The Quest for the Mark “Community”
At this year’s annual meeting of the Society of Biblical Literature (17-20 November, Chicago), the Mark Seminar will have as one of its foci the recurring issue of the historical provenance of the Gospel of Mark. We’ve invited advocates of some different putative provenances to make a case, specifically showing what difference it makes to the understanding of Mark. Partly in advance preparation for those discussions (I’m on the Steering Committee of the Mark Seminar), I’ve been studying Dwight N. Peterson’s book, The Origins of Mark: The Markan Community in Current Debate (Leiden: Brill, 2000).
Peterson’s study involves a close and searching assessment of leading examples of three types of efforts to identify the “community” behind Mark (from which and for which it supposedly was written): redaction-critical efforts (Werner Kelber), “sociological” efforts (Howard C. Kee), and “political” efforts (Ched Myers). In his final chapter, Peterson also assesses Joel Marcus’ stout effort to locate Mark in a particular type of gentile-Christian “community” near Jewish Palestine. As to overall results, a few comments from his concluding chapter.
“The Markan community has failed to provide even the semblance of a control on readings of the Gospel of Mark. . . . .The reason for this is that virtually every scholar who discovers a Markan community behind the Gospel . . . discovers a different Markan community.” (152)
NT scholars continue positing a “community” behind Mark and other NT texts because “that is what we do”, and as historical critics most operate with a sense that the provenance of a text can provide a necessary control on interpretation. (193)
The Markan “community” is “the product of highly speculative, viciously circular and ultimately unpersuasive and inconclusive reading.” (196)

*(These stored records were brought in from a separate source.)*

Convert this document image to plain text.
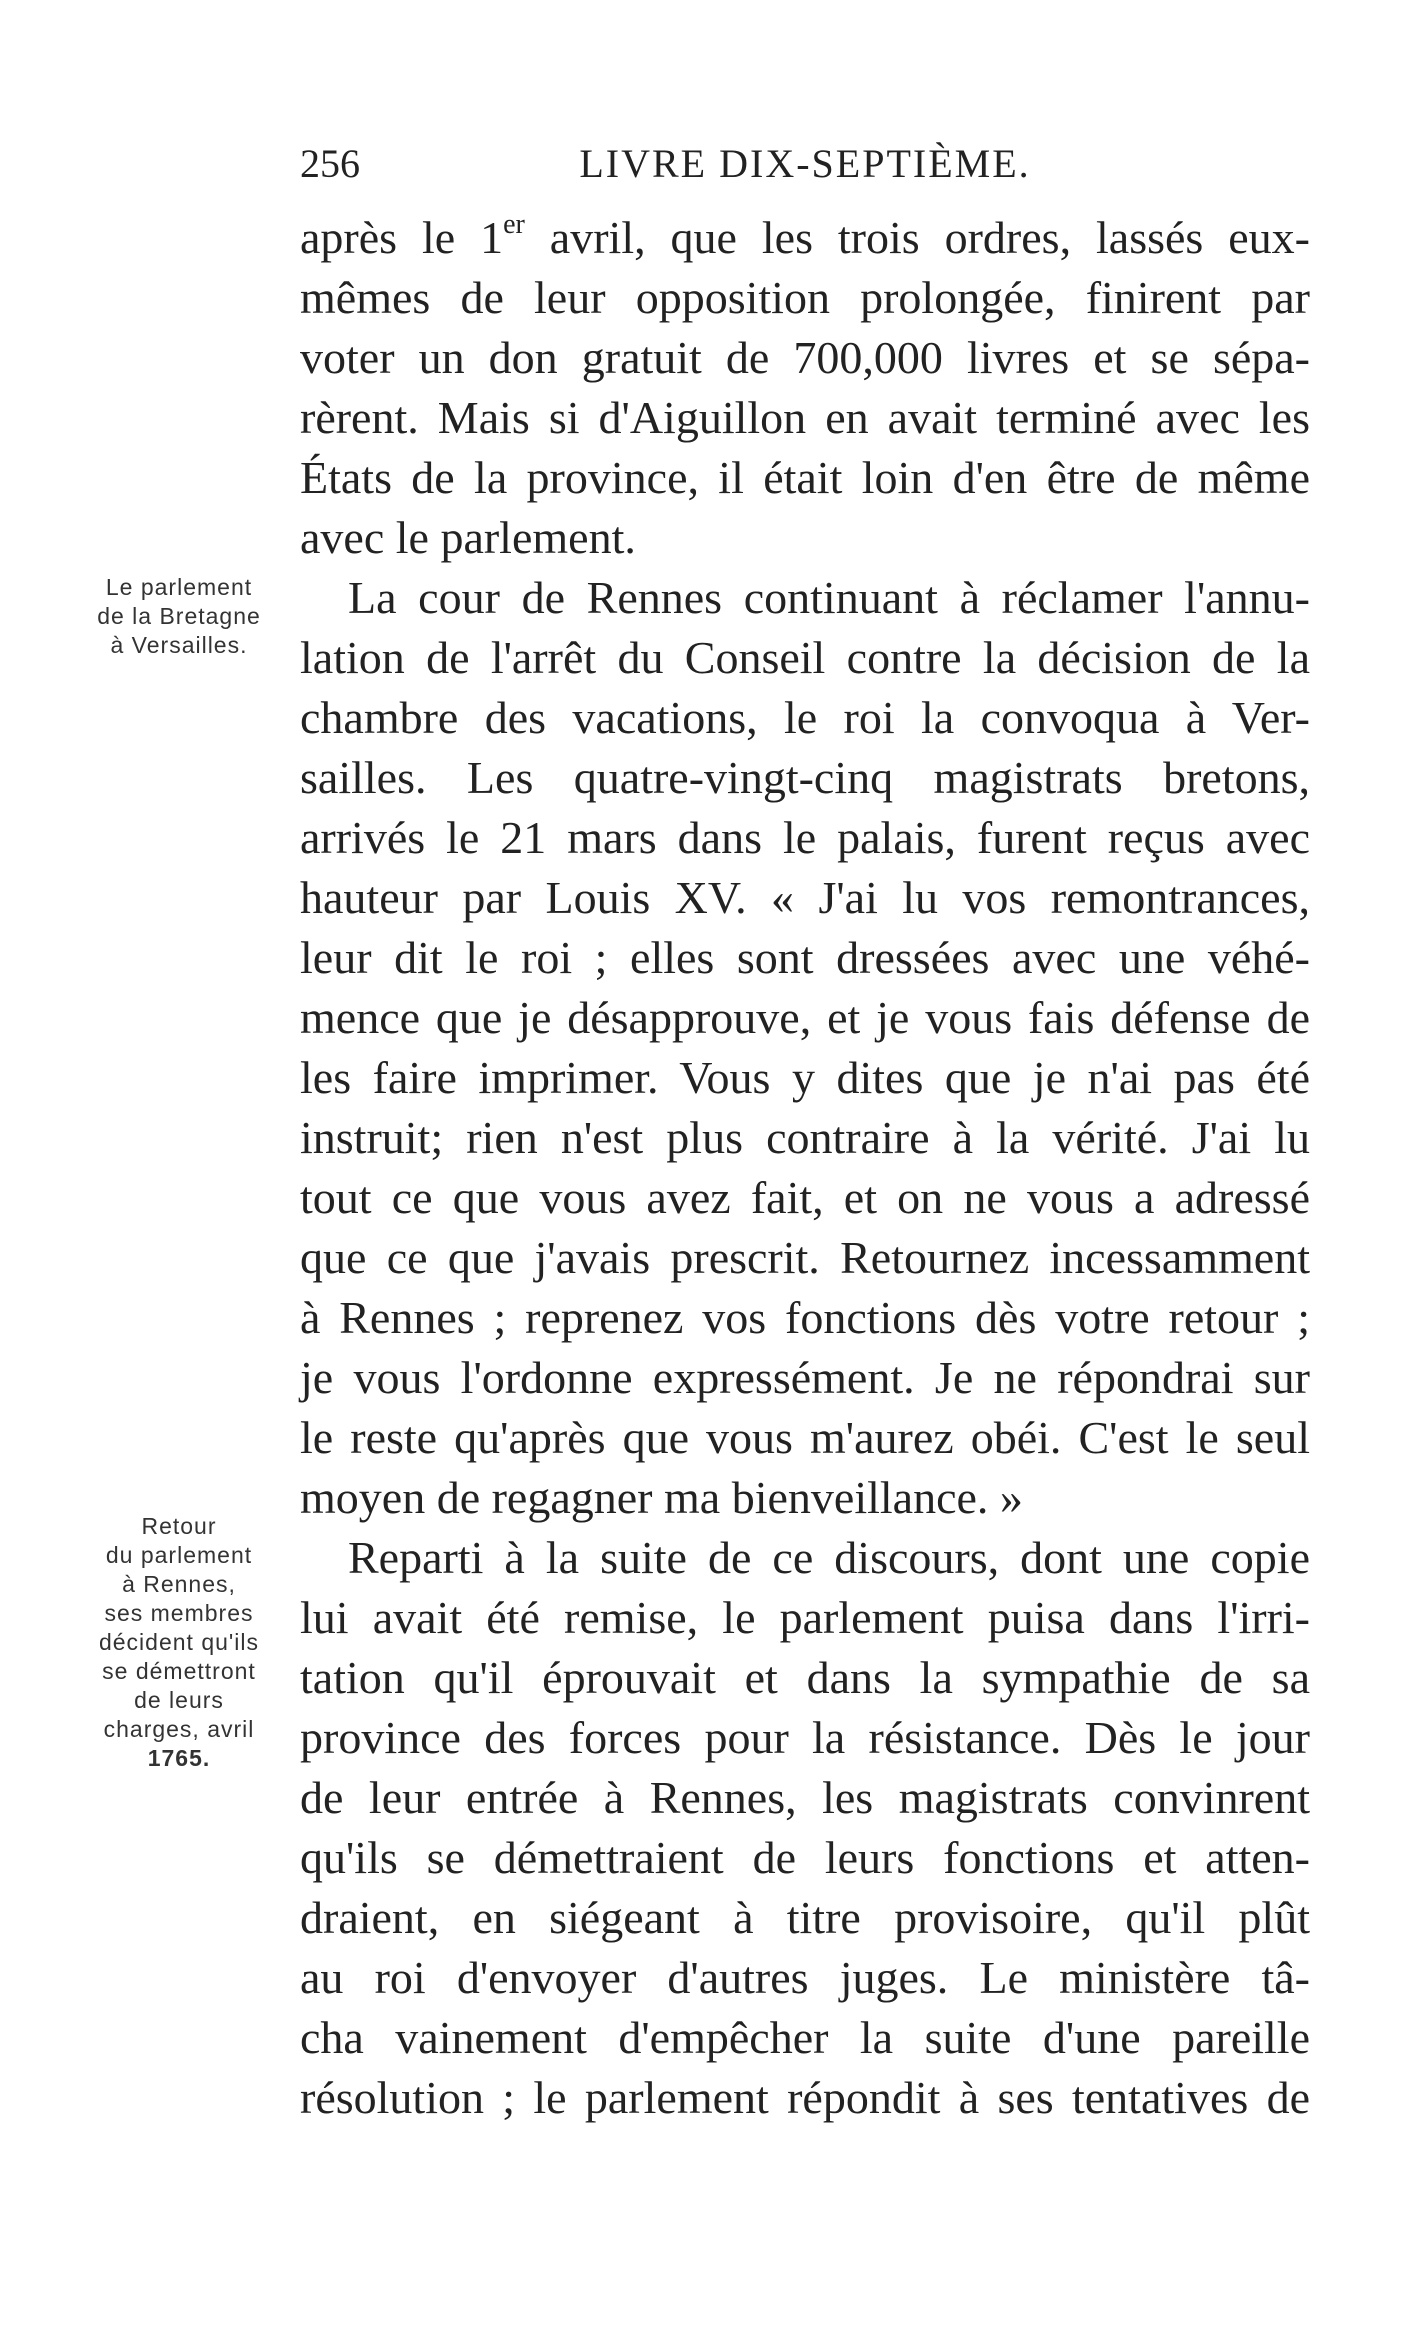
256	LIVRE DIX-SEPTIÈME.
Le parlement
de la Bretagne
à Versailles.
Retour
du parlement
à Rennes,
ses membres
décident qu'ils
se démettront
de leurs
charges, avril
1765.
après le 1er avril, que les trois ordres, lassés eux-
mêmes de leur opposition prolongée, finirent par
voter un don gratuit de 700,000 livres et se sépa-
rèrent. Mais si d'Aiguillon en avait terminé avec les
États de la province, il était loin d'en être de même
avec le parlement.
La cour de Rennes continuant à réclamer l'annu-
lation de l'arrêt du Conseil contre la décision de la
chambre des vacations, le roi la convoqua à Ver-
sailles. Les quatre-vingt-cinq magistrats bretons,
arrivés le 21 mars dans le palais, furent reçus avec
hauteur par Louis XV. « J'ai lu vos remontrances,
leur dit le roi ; elles sont dressées avec une véhé-
mence que je désapprouve, et je vous fais défense de
les faire imprimer. Vous y dites que je n'ai pas été
instruit; rien n'est plus contraire à la vérité. J'ai lu
tout ce que vous avez fait, et on ne vous a adressé
que ce que j'avais prescrit. Retournez incessamment
à Rennes ; reprenez vos fonctions dès votre retour ;
je vous l'ordonne expressément. Je ne répondrai sur
le reste qu'après que vous m'aurez obéi. C'est le seul
moyen de regagner ma bienveillance. »
Reparti à la suite de ce discours, dont une copie
lui avait été remise, le parlement puisa dans l'irri-
tation qu'il éprouvait et dans la sympathie de sa
province des forces pour la résistance. Dès le jour
de leur entrée à Rennes, les magistrats convinrent
qu'ils se démettraient de leurs fonctions et atten-
draient, en siégeant à titre provisoire, qu'il plût
au roi d'envoyer d'autres juges. Le ministère tâ-
cha vainement d'empêcher la suite d'une pareille
résolution ; le parlement répondit à ses tentatives de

Hmm. I think that’s an author making himself rather clear! It is a bit surprising, therefore, that (using the ATLA periodical search) I’ve been able to find only one scholarly review of the book (by C.A. Evans, Review of Biblical Literature 4 , 367-69). I rather think that this will not do, and I’ll be interested to see how advocates of a Markan provenance engage Peterson’s rather strong critique of the whole enterprise.
Also, as Peterson notes, the issue is wider than Mark. Numerous NT scholars have posited a “community” behind various NT writings. E.g., there is a whole industry devoted to identifying a community behind the Gospel of Matthew, and also behind the Gospel of John. Then, there is an vigorous body of scholars eagerly positing a Q-community, and even proffering an elaborate and multi-stage social history of the community! And all this totally (or pretty much so) on the basis of the individual text in question. Scholarly inferences are one thing, but I do wonder if the whole enterprise has got a bit out of hand.
In addition to the other works cited by Peterson, there is an instructive essay by Frederik Wisse that, likewise, has been insufficiently noticed: “The Use of Early Christian Literature As Evidence for Inner Diversity and Conflict,” in Nag Hammadi, Gnosticism, and Early Christianity, ed. Charles W. Hedrick and Robert Hodgson (Peabody, MA: Hendrickson, 1986), 177-90. Wisse directed his cautionary attention to the positing of various discrete “communities” the various “heterodox” texts of early Christianity, e.g., a “Thomas community” (behind Gospel of Thomas), etc, proposing cogently that instead these texts likely circulated among interested individuals, loose networks of like-minded souls, and did not reflect some defined “community”.
Given the widely-shared (and entirely understandable) desire to link early Christian texts with particular provenances, it is inconvenient to have such critique and warnings. But that’s no excuse to ignore them. The credibility of the field just might be at stake. And if the result is greater modesty in scholarly claims, that might not be all that bad.